А сам запах – ну это как будто ты отравилась чем-нибудь нехорошим, а потом тебя мутит от одного своего дыхания, изнутри тянет острым, перепревшим, жгучим.

Медведь пышкнул. Стоял слева, совсем близко, когда она почти уткнулась в задние ноги Гнедка и остановилась. Боком стоял, смотрел на них. Медведь совсем не был похож на медведя, он был другой. Катя подумала, что это большая собака, потом подумала, что корова. Как-то не за что было зацепиться взглядом, чтобы понять, что это медведь. Ничего из того, что она знала, не помогало определить, что этот зверь – медведь. Поняла, кто это, скорее по запаху, по тому, как отреагировала на этот запах.

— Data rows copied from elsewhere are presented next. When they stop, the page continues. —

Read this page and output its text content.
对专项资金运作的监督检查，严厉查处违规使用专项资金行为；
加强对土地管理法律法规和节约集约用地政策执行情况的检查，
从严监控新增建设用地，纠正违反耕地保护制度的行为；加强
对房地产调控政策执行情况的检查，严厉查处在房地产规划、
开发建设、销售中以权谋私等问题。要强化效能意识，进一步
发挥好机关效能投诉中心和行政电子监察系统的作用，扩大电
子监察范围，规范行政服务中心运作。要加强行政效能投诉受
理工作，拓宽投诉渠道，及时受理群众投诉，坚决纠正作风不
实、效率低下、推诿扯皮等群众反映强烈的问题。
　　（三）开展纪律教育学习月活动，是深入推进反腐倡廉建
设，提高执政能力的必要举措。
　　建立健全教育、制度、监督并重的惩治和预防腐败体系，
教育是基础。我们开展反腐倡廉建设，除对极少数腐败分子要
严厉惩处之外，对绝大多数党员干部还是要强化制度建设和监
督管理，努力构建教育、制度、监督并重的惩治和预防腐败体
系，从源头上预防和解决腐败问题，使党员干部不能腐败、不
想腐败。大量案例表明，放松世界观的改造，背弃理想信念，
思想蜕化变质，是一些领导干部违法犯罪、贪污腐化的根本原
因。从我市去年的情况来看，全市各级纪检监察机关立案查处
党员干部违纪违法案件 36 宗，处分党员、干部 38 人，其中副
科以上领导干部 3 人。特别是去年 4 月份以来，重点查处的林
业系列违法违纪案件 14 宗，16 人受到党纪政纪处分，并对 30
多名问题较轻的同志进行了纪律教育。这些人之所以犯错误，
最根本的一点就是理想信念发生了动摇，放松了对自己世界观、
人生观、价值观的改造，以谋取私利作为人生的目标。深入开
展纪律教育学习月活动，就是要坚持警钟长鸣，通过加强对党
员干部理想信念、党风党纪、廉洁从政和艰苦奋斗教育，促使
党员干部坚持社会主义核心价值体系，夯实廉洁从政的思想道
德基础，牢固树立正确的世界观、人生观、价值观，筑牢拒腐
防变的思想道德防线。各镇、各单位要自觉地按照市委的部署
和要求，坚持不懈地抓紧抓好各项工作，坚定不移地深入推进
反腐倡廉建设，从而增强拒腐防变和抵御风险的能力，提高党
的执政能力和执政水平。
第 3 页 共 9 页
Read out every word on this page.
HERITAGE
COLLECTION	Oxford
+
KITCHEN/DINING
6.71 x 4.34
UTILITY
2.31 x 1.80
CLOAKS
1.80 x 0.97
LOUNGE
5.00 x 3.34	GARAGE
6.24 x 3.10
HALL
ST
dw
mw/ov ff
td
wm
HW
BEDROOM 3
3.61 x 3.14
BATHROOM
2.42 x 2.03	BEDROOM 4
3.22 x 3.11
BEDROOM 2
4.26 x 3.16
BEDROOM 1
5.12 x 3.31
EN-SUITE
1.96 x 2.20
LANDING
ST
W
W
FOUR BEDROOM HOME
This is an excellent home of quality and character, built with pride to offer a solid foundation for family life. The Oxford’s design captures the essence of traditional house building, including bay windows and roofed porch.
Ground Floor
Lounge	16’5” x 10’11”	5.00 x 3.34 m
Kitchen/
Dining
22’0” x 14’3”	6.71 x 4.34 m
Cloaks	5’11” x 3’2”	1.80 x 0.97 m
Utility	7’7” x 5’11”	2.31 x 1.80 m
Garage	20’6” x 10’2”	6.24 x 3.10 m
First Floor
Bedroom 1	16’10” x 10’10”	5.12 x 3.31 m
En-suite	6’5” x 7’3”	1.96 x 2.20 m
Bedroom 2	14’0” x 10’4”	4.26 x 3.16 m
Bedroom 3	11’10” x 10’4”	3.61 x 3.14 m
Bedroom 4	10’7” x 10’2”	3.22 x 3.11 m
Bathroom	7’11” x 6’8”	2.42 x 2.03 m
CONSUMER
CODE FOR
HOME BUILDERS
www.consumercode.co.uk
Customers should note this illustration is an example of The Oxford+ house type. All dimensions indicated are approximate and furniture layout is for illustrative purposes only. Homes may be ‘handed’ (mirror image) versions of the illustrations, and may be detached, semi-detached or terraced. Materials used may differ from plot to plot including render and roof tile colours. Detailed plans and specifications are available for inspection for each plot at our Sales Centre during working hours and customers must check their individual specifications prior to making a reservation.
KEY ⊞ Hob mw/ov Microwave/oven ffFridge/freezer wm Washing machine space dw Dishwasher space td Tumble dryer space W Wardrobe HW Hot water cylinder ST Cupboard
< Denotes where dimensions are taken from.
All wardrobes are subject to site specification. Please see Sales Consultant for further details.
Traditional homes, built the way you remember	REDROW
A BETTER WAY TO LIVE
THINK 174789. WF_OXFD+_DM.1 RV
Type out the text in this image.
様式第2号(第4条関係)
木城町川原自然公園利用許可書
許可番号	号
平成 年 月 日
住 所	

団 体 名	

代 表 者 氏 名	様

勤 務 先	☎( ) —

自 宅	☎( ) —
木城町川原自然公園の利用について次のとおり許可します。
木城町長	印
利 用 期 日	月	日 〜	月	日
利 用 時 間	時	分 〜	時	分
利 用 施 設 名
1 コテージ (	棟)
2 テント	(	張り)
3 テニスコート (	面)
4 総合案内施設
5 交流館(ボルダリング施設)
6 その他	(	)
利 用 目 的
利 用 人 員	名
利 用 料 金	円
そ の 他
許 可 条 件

У него были светловатые подпалины на боках и на морде. Стоял среди кустов, чуть опустив морду.

И Маарка стоял так же, смотрел в его сторону, в руках у плеча маленькое, почти игрушечное ружьецо.

Гнедко тоже смотрел туда, уши торчком.

Может быть, долго они стояли, а может, совсем недолго, потом медведь ушел, и Катя смотрела на Маарку; он еще подержал ружье у плеча, затем, придерживая большим пальцем курок, снял со взвода. Закинул ружье опять за спину, стволом вниз, улыбнулся. У него были такие же маленькие, как у зверя, глазки, как будто доброжелательные.

– Вот, Катюха, посмотрела на него. Страшный?

Она пожала плечами.

– Ветер-то вниз, на нас, видишь. Он и не учухал.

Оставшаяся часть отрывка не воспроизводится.